Many of us use screenshots (a still image of what's on our monitor screen) for presentations and in teaching tools, training materials, lesson etc. It's a great way to walk people through a process if you can't provide a full motion screen capture "movie" in Flash or some other program.

The basic way to capture your screen is to use the "Print Screen" key on a Windows machine. You can then paste that full screen into PowerPoint or a Word doc. But editing it to show only a section (you probably don't want all the browser frame, for example) is awkward.

Some people edit within PowerPoint, though many users don't even know they can do that. Some people paste the captured screen to an image editor (anything from Paint to Photoshop) and alter it. There are programs you can buy to do this too. SnagIt is one I have used in the past.

Macintosh users have a "print screen" feature that also allows you to capture just a selected area of the screen - a nice feature. If you are running Windows Vista, you may have discovered "Snipping Tool" hiding in Programs/Accessories that gives you some features beyond simple "Print Screen." (It's been awhile, but people always used to ask me why when they hit "Print screen" nothing ever printed.)

resized smaller version of Kwout screen capture of the PCCC home page

Today's product review is Kwout. It's like a Print Screen key for your web browser. This service lets you capture screenshots of web pages without requiring any other plug-ins or software.

You just type in the web page address and it converts the entire web page to an image. You can then select a portion with your mouse, then click “Cut Out”.

I grabbed the PCCC home page and then checked the options onscreen to add a border, shadow and rounded corner.

I chose for this small image to right-click and save the image to my computer, but I could also have let it stay on the Kwout website.

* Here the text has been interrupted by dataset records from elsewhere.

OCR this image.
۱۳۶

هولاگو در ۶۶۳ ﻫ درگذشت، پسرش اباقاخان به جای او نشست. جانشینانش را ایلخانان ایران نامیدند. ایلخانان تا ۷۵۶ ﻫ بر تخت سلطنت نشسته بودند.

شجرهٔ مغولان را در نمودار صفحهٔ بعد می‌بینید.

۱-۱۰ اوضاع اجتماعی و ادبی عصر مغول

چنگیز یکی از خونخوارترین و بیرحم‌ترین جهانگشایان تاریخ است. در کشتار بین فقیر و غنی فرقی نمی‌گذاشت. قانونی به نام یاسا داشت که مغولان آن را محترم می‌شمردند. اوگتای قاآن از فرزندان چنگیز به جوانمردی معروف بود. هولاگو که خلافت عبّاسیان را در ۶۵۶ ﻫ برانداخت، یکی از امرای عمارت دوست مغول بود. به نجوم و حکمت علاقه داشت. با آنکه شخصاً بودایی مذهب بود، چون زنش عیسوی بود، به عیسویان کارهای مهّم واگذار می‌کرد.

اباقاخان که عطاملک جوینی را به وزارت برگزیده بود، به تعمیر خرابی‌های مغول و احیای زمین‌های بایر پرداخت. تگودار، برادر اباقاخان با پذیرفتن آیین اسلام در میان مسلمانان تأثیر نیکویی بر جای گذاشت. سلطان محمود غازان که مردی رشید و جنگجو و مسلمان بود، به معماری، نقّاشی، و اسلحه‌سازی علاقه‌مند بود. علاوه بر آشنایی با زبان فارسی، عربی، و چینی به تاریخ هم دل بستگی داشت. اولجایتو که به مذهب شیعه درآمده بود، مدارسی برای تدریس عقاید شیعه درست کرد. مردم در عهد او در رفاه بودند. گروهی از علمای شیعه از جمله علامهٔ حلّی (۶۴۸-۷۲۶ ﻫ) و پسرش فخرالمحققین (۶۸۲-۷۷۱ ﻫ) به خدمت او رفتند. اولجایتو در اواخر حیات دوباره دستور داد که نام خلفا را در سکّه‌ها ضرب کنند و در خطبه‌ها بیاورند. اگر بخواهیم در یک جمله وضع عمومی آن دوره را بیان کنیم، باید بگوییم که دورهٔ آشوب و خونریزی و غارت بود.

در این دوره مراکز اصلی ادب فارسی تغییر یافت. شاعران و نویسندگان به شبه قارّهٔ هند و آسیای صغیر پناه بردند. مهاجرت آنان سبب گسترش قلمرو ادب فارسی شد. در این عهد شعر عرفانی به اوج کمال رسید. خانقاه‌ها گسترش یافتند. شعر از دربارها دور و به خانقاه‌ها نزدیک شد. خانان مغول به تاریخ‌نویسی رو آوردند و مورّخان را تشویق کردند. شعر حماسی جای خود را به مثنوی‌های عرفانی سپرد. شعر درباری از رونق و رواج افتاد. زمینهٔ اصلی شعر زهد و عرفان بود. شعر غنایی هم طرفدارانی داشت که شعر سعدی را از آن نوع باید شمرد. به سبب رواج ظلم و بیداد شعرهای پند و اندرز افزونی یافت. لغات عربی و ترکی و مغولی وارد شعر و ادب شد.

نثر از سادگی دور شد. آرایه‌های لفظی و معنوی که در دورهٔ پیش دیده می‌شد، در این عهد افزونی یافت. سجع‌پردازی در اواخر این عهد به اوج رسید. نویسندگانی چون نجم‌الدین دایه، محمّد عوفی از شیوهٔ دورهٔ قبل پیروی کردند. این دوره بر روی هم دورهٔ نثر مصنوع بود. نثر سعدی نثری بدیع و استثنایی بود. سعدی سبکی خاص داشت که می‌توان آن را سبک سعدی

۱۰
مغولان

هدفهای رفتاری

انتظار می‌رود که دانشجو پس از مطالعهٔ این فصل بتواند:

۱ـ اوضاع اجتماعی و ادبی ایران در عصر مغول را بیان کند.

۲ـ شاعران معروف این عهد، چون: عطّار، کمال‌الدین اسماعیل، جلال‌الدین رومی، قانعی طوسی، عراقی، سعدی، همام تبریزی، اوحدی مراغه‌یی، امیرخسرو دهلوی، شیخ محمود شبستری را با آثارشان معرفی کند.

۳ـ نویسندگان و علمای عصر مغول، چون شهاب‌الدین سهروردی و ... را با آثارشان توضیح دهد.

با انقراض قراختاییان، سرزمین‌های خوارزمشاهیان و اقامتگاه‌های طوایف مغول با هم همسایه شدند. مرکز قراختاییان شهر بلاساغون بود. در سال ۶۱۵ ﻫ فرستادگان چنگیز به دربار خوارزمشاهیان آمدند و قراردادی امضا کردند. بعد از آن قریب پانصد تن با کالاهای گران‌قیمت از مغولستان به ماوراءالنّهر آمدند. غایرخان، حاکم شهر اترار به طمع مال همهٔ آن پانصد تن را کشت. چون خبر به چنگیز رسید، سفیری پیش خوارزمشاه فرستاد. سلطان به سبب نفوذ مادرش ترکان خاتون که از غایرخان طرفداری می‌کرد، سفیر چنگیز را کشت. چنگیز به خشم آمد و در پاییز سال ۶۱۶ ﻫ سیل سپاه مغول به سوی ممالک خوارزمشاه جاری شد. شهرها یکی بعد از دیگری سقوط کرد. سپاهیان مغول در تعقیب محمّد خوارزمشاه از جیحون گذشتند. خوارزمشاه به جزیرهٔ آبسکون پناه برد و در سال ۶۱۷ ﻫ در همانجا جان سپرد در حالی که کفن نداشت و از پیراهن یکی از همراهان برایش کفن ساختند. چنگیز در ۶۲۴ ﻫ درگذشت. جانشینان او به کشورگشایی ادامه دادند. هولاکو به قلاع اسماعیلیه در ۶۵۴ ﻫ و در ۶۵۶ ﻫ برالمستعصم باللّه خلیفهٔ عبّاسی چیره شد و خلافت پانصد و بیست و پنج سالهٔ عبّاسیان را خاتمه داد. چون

For that they offer the embed code (something you may be familiar with from YouTube and other sites) to post the image with the image map and link to your web page as I have done below.

to PCCC or view via via kwout with active links & the ability to embed this in your own page

There's also a link that you can drag to your Firefox toolbar or right click "Add to Favorites" in Internet Explorer, so that you can more quickly grab the next screen you want.

There are other things too - post to Flickr or Tumblr, change the background color etc. and if this service catches on, they will probably add more features.

I'm not familiar with HeartRails, (the folks who offer this service which is based in Japan), but it's a cool tool with the right price and easy to use.